One of the toughest challenges facing so many prospective college students is social media.
"Most kids have no idea how important it is that their profile[s] online -- Twitter, Facebook, other social media spaces -- need to be appropriate for the admissions process," said Dean Skarlis, president of The College Advisor of New York. "Most kids don't even realize what's appropriate and what's not because they're 16, 17 and their idea of what might be appropriate is very different than that of a college admissions person."
Even Rachel, who takes AP classes and is careful about what she posts on her Facebook page, began to worry after a college tour guide warned her about social media.
"He basically warned us that the admissions counselors will also look at our Facebooks and any social media that we have to try and get a better picture of what kind of person we really are," Rachel said. "It was definitely kind of a scary thought at first. I immediately was trying to go through my Facebook in my head and think of anything that could be questionable on my Facebook."
So ABC News asked Skarlis to take a look at Rachel's online activity. His analysis showed that even the most upstanding students can hurt themselves with what they post on social media.
"Because you are applying to business schools, you really should look through this and make the most professional appearance that you can," Skarlis told Rachel.
He took a look all the way back to when Rachel was in middle school and first started using social media.
"A lot of people don't understand it's archived and it's available," Skarlis said. "You might never look back there. But an admissions person might do that."
He also suggested students search themselves on Google, something a college admissions person is also likely to do.
"It may not do the trick to have privacy settings because the Internet is huge and vast and ever-expanding, and sometimes if you Google a person you can find out a lot more from one of those social media sites that sneaks through those filters," Skarlis said.

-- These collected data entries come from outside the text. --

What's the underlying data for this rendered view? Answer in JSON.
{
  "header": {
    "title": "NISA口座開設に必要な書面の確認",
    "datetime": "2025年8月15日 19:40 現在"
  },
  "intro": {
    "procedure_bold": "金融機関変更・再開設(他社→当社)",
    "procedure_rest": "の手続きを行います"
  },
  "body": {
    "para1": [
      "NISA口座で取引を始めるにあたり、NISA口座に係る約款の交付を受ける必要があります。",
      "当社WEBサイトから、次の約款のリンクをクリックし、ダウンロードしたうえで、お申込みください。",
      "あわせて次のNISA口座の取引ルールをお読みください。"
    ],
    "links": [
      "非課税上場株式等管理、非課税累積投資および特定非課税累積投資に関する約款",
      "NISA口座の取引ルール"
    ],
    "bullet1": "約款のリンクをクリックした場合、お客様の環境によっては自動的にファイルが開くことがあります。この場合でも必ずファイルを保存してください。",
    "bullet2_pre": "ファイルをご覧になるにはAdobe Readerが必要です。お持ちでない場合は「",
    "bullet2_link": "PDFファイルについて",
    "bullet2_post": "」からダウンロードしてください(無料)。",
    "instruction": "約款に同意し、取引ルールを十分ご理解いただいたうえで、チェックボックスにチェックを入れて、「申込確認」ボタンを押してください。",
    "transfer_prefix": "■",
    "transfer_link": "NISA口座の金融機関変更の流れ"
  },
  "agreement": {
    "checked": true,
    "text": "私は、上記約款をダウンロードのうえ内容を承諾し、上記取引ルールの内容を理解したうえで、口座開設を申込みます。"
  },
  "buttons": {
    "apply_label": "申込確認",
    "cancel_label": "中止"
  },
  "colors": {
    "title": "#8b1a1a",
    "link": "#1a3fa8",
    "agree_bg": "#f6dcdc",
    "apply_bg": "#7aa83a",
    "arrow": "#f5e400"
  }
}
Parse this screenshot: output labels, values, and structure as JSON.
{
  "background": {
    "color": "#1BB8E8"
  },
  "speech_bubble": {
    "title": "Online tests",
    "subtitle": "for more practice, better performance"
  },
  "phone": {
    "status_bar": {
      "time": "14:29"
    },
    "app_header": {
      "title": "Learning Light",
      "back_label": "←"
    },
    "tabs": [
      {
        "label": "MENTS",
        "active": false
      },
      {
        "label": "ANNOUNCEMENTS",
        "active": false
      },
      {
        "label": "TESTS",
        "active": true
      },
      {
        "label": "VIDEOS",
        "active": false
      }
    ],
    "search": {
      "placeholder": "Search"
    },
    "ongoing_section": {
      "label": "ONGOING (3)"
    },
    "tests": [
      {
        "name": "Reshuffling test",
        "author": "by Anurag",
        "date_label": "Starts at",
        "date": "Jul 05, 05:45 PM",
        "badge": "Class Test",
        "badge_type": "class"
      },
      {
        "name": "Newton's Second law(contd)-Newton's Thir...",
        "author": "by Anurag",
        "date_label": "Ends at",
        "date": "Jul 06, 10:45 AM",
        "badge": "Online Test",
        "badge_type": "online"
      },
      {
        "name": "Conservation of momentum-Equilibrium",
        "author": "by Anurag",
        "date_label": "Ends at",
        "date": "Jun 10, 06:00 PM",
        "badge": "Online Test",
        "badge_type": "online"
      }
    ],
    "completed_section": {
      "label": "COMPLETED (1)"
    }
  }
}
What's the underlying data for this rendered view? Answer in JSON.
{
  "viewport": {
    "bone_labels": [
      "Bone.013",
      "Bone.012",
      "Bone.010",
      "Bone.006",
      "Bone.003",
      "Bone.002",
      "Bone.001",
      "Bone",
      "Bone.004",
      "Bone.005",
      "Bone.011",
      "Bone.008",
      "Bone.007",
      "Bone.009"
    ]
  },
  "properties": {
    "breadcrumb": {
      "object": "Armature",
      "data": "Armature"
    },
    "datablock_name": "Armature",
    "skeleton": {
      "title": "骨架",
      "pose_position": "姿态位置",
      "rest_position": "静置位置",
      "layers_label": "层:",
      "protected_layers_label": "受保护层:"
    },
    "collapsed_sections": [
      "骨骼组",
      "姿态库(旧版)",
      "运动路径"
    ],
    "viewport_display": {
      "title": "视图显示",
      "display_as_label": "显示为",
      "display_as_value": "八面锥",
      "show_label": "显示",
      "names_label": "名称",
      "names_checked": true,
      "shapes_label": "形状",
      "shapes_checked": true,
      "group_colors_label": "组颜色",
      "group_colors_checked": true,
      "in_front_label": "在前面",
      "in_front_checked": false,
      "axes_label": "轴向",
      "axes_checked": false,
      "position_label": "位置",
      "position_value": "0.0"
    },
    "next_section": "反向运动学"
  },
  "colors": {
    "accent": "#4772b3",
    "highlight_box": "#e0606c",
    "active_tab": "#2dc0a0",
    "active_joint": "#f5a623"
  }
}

After deleting a video and reviewing a few pictures, Rachel's Facebook profile presents a much better picture to the colleges she's applied to.
Here's a list of seven easy steps to help you clean up your online profile:
1. Keep a clean account free of inappropriate postings and pictures from the minute you set up your account.
2. Know what your friends are posting, as well, and make sure they aren't posting inappropriate pictures or videos of you.
3. Tighten privacy settings so that only your friends can see posts.
4. Google yourself so you know what is out there. Even though you set your privacy settings on social media, search engines can work around those filters.
5. Remember to go through old postings, too. College admissions people often look all the way back to when you first joined social media.
6. Check your social media pages about once a week.
7. Rule of thumb: If you don't want your parents to see it, take it off.